5- Exception as New-Style ClassesException classes can now be new-style classes, not just classic classes, and
the built-in Exception class and all the standard
built-in exceptions (NameError, ValueError, etc.) are now new-style classes.
The inheritance hierarchy for exceptions has been rearranged a bit. In 2.5,
the inheritance relationships are:
BaseException # New in Python 2.5
|- KeyboardInterrupt
|- SystemExit
|- Exception
|- (all other current built-in exceptions)
This rearrangement was done because people often want to catch all exceptions
that indicate program errors. KeyboardInterrupt and SystemExit aren't errors, though, and usually represent an
explicit action such as the user hitting Control-C or code calling sys.exit(). A bare
except: will catch all
exceptions, so you commonly need to list KeyboardInterrupt and SystemExit
in order to re-raise them. The usual pattern is:
try:
...
except (KeyboardInterrupt, SystemExit):
raise
except:
# Log error...
# Continue running program...
Optimizations
Several of the optimizations were developed at the NeedForSpeed sprint, an
event held in Reykjavik, Iceland, from May 21-28 2006. The sprint focused on
speed enhancements to the CPython implementation and was funded by EWT LLC with
local support from CCP Games. Those optimizations added at this sprint are
specially marked in the following list.
Porting To Python 2.5
- ASCII is now the default encoding for modules. It's now a syntax error if a
module contains string literals with 8-bit characters but doesn't have an
encoding declaration. In Python 2.4 this triggered a warning, not a syntax
error.
- Previously, the gi_frame attribute of a generator was
always a frame object. Because of the PEP 342
changes described in section 7, it's now
possible for gi_frame to be None.
- A new warning, UnicodeWarning, is triggered when you
attempt to compare a Unicode string and an 8-bit string that can't be converted
to Unicode using the default ASCII encoding. Previously such comparisons would
raise a UnicodeDecodeError exception.
- Library: the csv module is now stricter about
multi-line quoted fields. If your files contain newlines embedded within fields,
the input should be split into lines in a manner which preserves the newline
characters.
- Library: the locale module's format() function's would previously accept any string as
long as no more than one %char specifier appeared. In Python 2.5, the argument
must be exactly one %char specifier with no surrounding text.

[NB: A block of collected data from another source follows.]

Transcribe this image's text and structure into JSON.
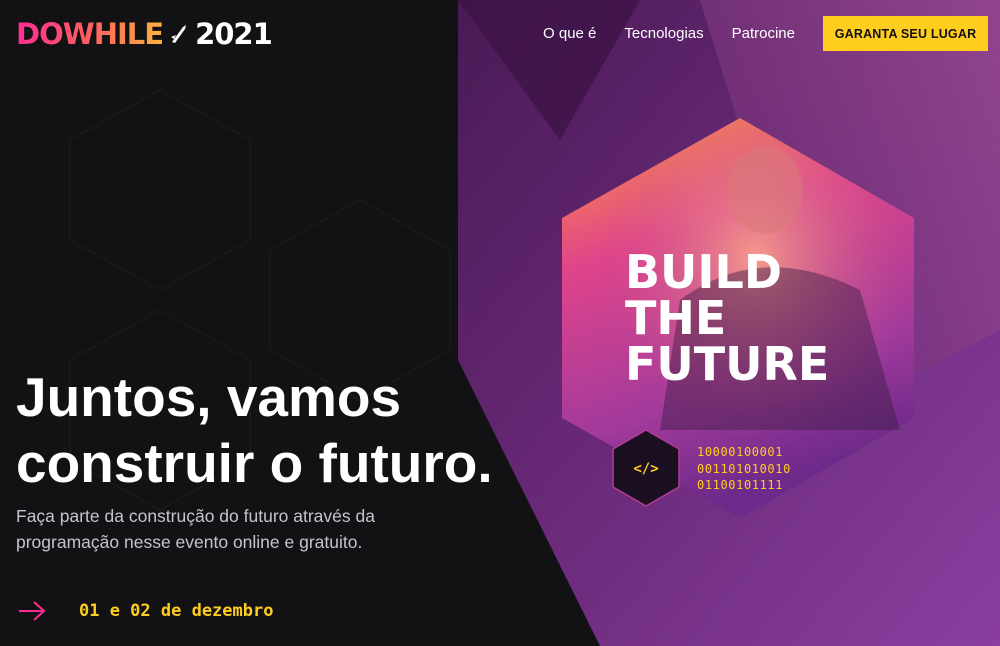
{
  "header": {
    "logo_word": "DOWHILE",
    "logo_year": "2021",
    "nav": [
      "O que é",
      "Tecnologias",
      "Patrocine"
    ],
    "cta_label": "GARANTA SEU LUGAR"
  },
  "hero": {
    "title_line1": "Juntos, vamos",
    "title_line2": "construir o futuro.",
    "subtitle_line1": "Faça parte da construção do futuro através da",
    "subtitle_line2": "programação nesse evento online e gratuito.",
    "date": "01 e 02 de dezembro"
  },
  "art": {
    "headline": [
      "BUILD",
      "THE",
      "FUTURE"
    ],
    "code_symbol": "</>",
    "binary": [
      "10000100001",
      "001101010010",
      "01100101111"
    ]
  },
  "colors": {
    "background": "#121214",
    "accent_yellow": "#ffcd1e",
    "accent_pink": "#ff2d92",
    "purple": "#8257e5"
  }
}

- Library: The pickle and cPickle
modules no longer accept a return value of None from the __reduce__() method; the method must return a tuple of
arguments instead. The modules also no longer accept the deprecated
bin keyword parameter.
- Library: The SimpleXMLRPCServer and DocXMLRPCServer classes now have a rpc_paths attribute that constrains XML-RPC operations to a
limited set of URL paths; the default is to allow only '/' and
'/RPC2'. Setting rpc_paths to
None or an empty tuple disables this path checking.

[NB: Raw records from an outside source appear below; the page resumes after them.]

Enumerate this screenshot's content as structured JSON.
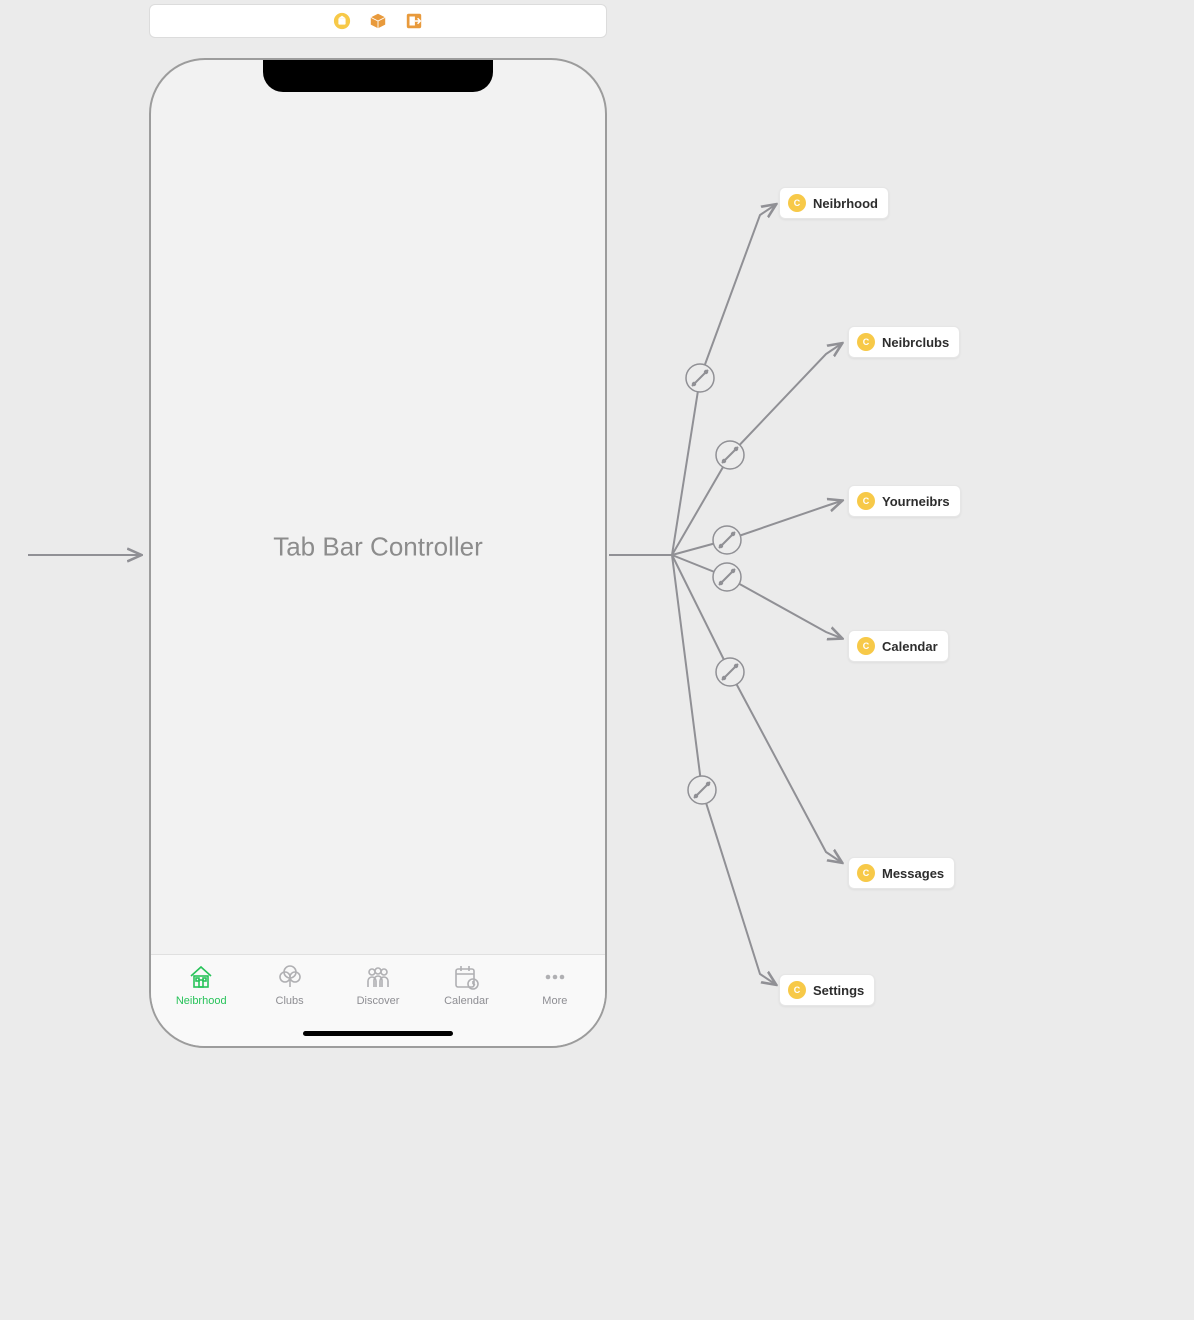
{
  "toolbar": {
    "icons": [
      "storyboard-icon",
      "cube-icon",
      "exit-icon"
    ]
  },
  "phone": {
    "title": "Tab Bar Controller",
    "tabs": [
      {
        "label": "Neibrhood",
        "icon": "house-icon",
        "active": true
      },
      {
        "label": "Clubs",
        "icon": "clubs-icon",
        "active": false
      },
      {
        "label": "Discover",
        "icon": "people-icon",
        "active": false
      },
      {
        "label": "Calendar",
        "icon": "calendar-icon",
        "active": false
      },
      {
        "label": "More",
        "icon": "more-icon",
        "active": false
      }
    ]
  },
  "destinations": [
    {
      "label": "Neibrhood"
    },
    {
      "label": "Neibrclubs"
    },
    {
      "label": "Yourneibrs"
    },
    {
      "label": "Calendar"
    },
    {
      "label": "Messages"
    },
    {
      "label": "Settings"
    }
  ]
}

- C API: Many functions now use Py_ssize_t instead of int to allow processing more data on 64-bit machines. Extension
code may need to make the same change to avoid warnings and to support 64-bit
machines. See the earlier section 10 for a
discussion of this change.
- C API: The obmalloc changes mean that you must be careful to not mix usage
of the PyMem_*() and PyObject_*() families of functions. Memory allocated with
one family's *_Malloc() must be freed with the
corresponding family's *_Free() function.